Hint: Watch out for deficit freight charges and fuel surcharges. Deficit freight can apply when your order doesn't fill up an entire semi-truck load regardless of how many truck loads you are buying of iso. You should definitely add these charges to any cost comparison you do between venders. If your job involves a tapered ISO package you may want to consider letting your vendor make a shop drawing and do a take off for you. You won’t learn how to do tapered layout in a blog and making mistakes on with tapered ISO can be expensive.
Tip 2. Determine the R-value you want and divide the thickness by 2
The NRCA ( National Roofing Contractors Association) recommends that polyiso be installed in two layers with staggered joints. That means that the edges of the first and edges of the second layer shouldn't be directly on top of each other but at least 6” apart. This will prevent a phenomena call thermal bridging where a roofing membrane will condensate on the bottom or warm side of the building instead of the top side of membrane. This condensation can cause a kind of fake roof leak that is impossible to find, it’s much easier to stagger the polyiso board.
Hint: If the polyiso is going down mechanically attached ( with screws and plates ), you can loose lay the first layer in place (without putting screws and plates in it). Then lay the second layer and screw and plate it down. The screws and plates from the second layer will hold the first. Make sure that your screws are going at least an inch into the deck.
Tip 3. Screwed down or Glued down
If you are required to adhere you polyiso board consider using one of the many foam adhesive kits on the market. These kits typically consists of two disposable canisters, one of low rise foam and one of adhesive. A hose and gun assembly mix the two materials together as they come out of the gun tip to form beads or lines of adhesive to lay the iso in. The installation is clean and fast. So fast in fact that per every kit you have a man spraying you will need two more men carrying and laying in ISO.
If your Polyiso is going down mechanically attached, ditch the cordless drills or impacts and invest in corded screw guns. They will take a little getting used to but will double or triple your production, especially on larger jobs. There are many types and models on the market but the Dewalt 268 has proved itself on our crews time and time again. Each screw gun you purchase will pay for itself through labor savings in a day or two and you won’t have to charge batteries all the time.
TIp 4. Measure Twice, cut once
When you begin to cut in polyiso at the perimeter of the building or around roof details such as HVAC curb and plumbing stacks, take a tight measurement and then deduct a 1/4 of an inch. This will allow you an 1/8 on each side which is well within NRCA guideline of not having gaps larger than one quarter of an inch in size between pieces. Polyiso is difficult to trim up with any amount of precision so trying to cut in ISO
too tight the first time can actually make you leave bigger gaps than if you had taken 1/4 of the original measurement.

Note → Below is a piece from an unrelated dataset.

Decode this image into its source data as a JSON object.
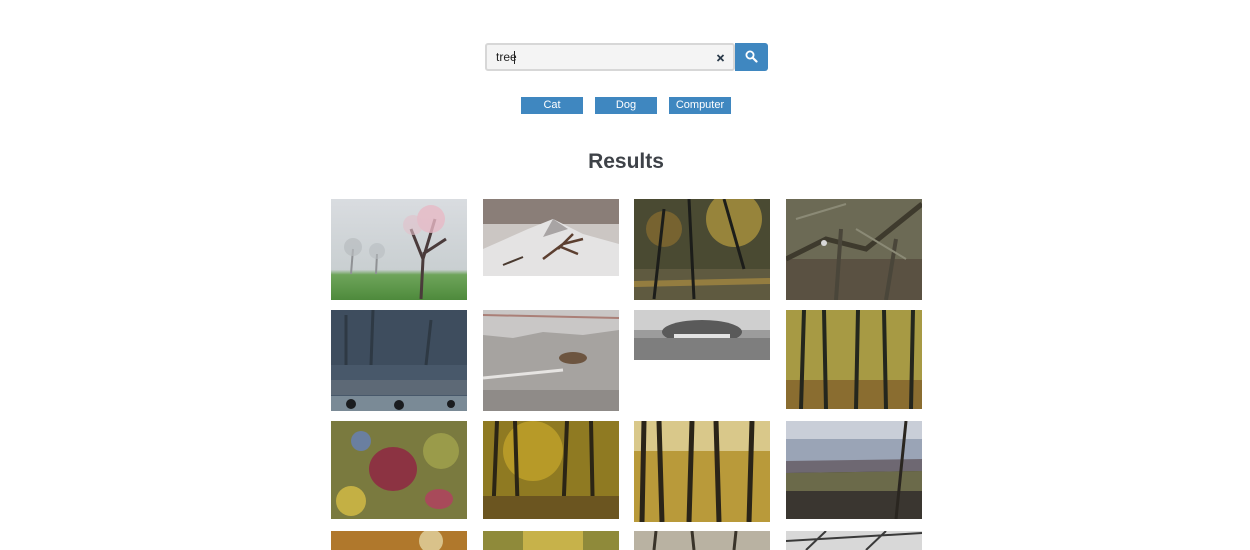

Not to mention the time it takes to cut each board twice.
Hint: Use a utility knife to cut, score, and break thin iso but for thicker pieces use a ISO knife or skill saw to make cuts faster and cleaner.
Tip 5. Storage and Keep polyiso dry
Polyiso is one of the best, most efficient way to insulate a building. That being said the stuff still int cheap. Wet iso will warp and will become much more difficult to install. It will require you to install many more screws and plates to get ISO to lay down or you may even have to discard wet iso if it is to be adhered. Keep roofing insulation will keep your crew moving, make your job look better, and mean that you could return extra pieces to supply house.
Hint: Cut the plastic wrapping on a bunk of iso in a way that you can re-wrap it at the end of the day, especially if you aren’t going to install every piece in the bunk. You can stretch the original plastic around the remaining iso and hold it in place by “pinning it down with some roofing screws.